On the weekend of Oct. 13, the City of Kingston – 20 minutes north of New Paltz – relaunched its Burning of Kingston Festival, commemorating the former capital of New York during the Revolutionary War. The schedule of events from Friday to Sunday were organized by Kingston and Ulster County staff.
Taylor Bruck, Kingston historian and deputy county clerk, spearheaded the initiative to bring back the celebration after it took a pause during the pandemic. This year was his first time being a part of the festival, though the municipal historian typically isn’t the one leading the efforts. “I just happen to know the right folks and be involved professionally with a lot of the locations of the burning, so it just makes sense for me to kind of take it on,” said Bruck.
The city was burned by the British in October of 1777 during the Revolutionary War, not only because it was the state capital, because it was staunchly revolutionary. British General John Vaughan, who ordered the burning, labeled Kingston a “nursery for almost every villain in the country.” So, the festival has come to embody that pride and the recognition of the city’s history. As Bruck puts it, it’s a “teaching tool to remind people what Kingston used to be, but also sort of a celebration of the resilience of the inhabitants to return and rebuild the city.”

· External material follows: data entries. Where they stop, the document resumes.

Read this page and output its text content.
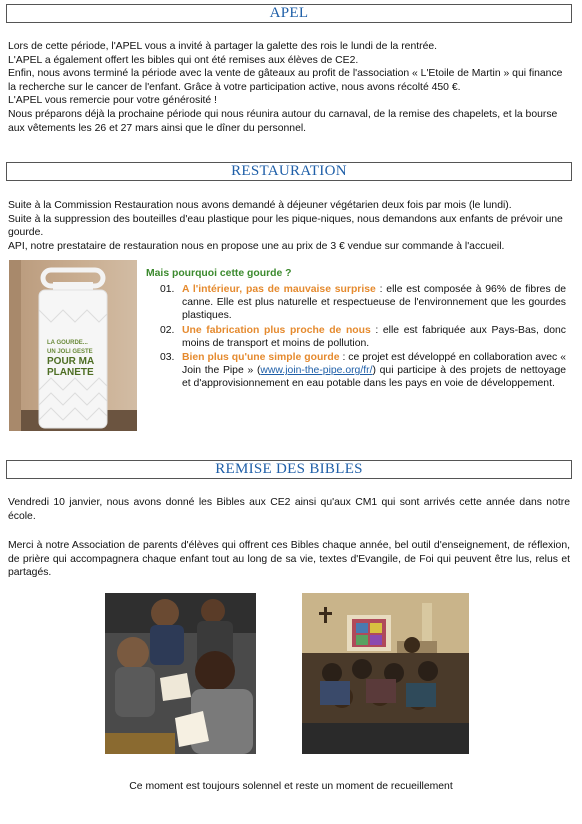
APEL
Lors de cette période, l'APEL vous a invité à partager la galette des rois le lundi de la rentrée.
L'APEL a également offert les bibles qui ont été remises aux élèves de CE2.
Enfin, nous avons terminé la période avec la vente de gâteaux au profit de l'association « L'Etoile de Martin » qui finance la recherche sur le cancer de l'enfant. Grâce à votre participation active, nous avons récolté 450 €.
L'APEL vous remercie pour votre générosité !
Nous préparons déjà la prochaine période qui nous réunira autour du carnaval, de la remise des chapelets, et la bourse aux vêtements les 26 et 27 mars ainsi que le dîner du personnel.
RESTAURATION
Suite à la Commission Restauration nous avons demandé à déjeuner végétarien deux fois par mois (le lundi).
Suite à la suppression des bouteilles d'eau plastique pour les pique-niques, nous demandons aux enfants de prévoir une gourde.
API, notre prestataire de restauration nous en propose une au prix de 3 € vendue sur commande à l'accueil.
LA GOURDE...
UN JOLI GESTE
POUR MA
PLANETE
Mais pourquoi cette gourde ?
01. A l'intérieur, pas de mauvaise surprise : elle est composée à 96% de fibres de canne. Elle est plus naturelle et respectueuse de l'environnement que les gourdes plastiques.
02. Une fabrication plus proche de nous : elle est fabriquée aux Pays-Bas, donc moins de transport et moins de pollution.
03. Bien plus qu'une simple gourde : ce projet est développé en collaboration avec « Join the Pipe » (www.join-the-pipe.org/fr/) qui participe à des projets de nettoyage et d'approvisionnement en eau potable dans les pays en voie de développement.
REMISE DES BIBLES
Vendredi 10 janvier, nous avons donné les Bibles aux CE2 ainsi qu'aux CM1 qui sont arrivés cette année dans notre école.
Merci à notre Association de parents d'élèves qui offrent ces Bibles chaque année, bel outil d'enseignement, de réflexion, de prière qui accompagnera chaque enfant tout au long de sa vie, textes d'Evangile, de Foi qui peuvent être lus, relus et partagés.
Ce moment est toujours solennel et reste un moment de recueillement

One of the popular events on Saturday was a reenactment of a street battle during the war. The Redcoats fought the Colonial Militia through uptown Kingston, making advances on them until finally capturing Mayor Steve Noble at the historic Four Corners. A large crowd followed the battle down the streets to catch a sight of the muskets firing from the front lines. Though no such battle actually took place in Kingston during the war, Bruck wants to continue the reenactment because it draws a large audience and can act as a good segue, especially for kids, to get into the real history.
The festival had been held biannually since the early 90s and had grown a lot before stopping during the pandemic. This year featured a full schedule of lectures, music, readings and more with a greater focus on the untold stories of the marginalized people of the period. Bruck, along with the other organizers, wanted to tell the narratives of the Indigenous population, the enslaved population and women during the burning, which have often been overlooked in the past. “We were excited to be able to use the event as an opportunity to teach people about all of these underrepresented folks.” These stories had not been part of the festival prior to the pandemic but were featured this year during events on Friday and Saturday. The Matthewis Persen House Museum on John Street, which was open during the reenactment, also has exhibits on display about the history of African Americans in the region.
The City of Kingston plans to have the festival annually, gearing up for the 250th anniversary of the burning in 2027. With all the changes and excitement this year, Bruck just wants to keep the momentum rolling. “The burning is back and better than ever.”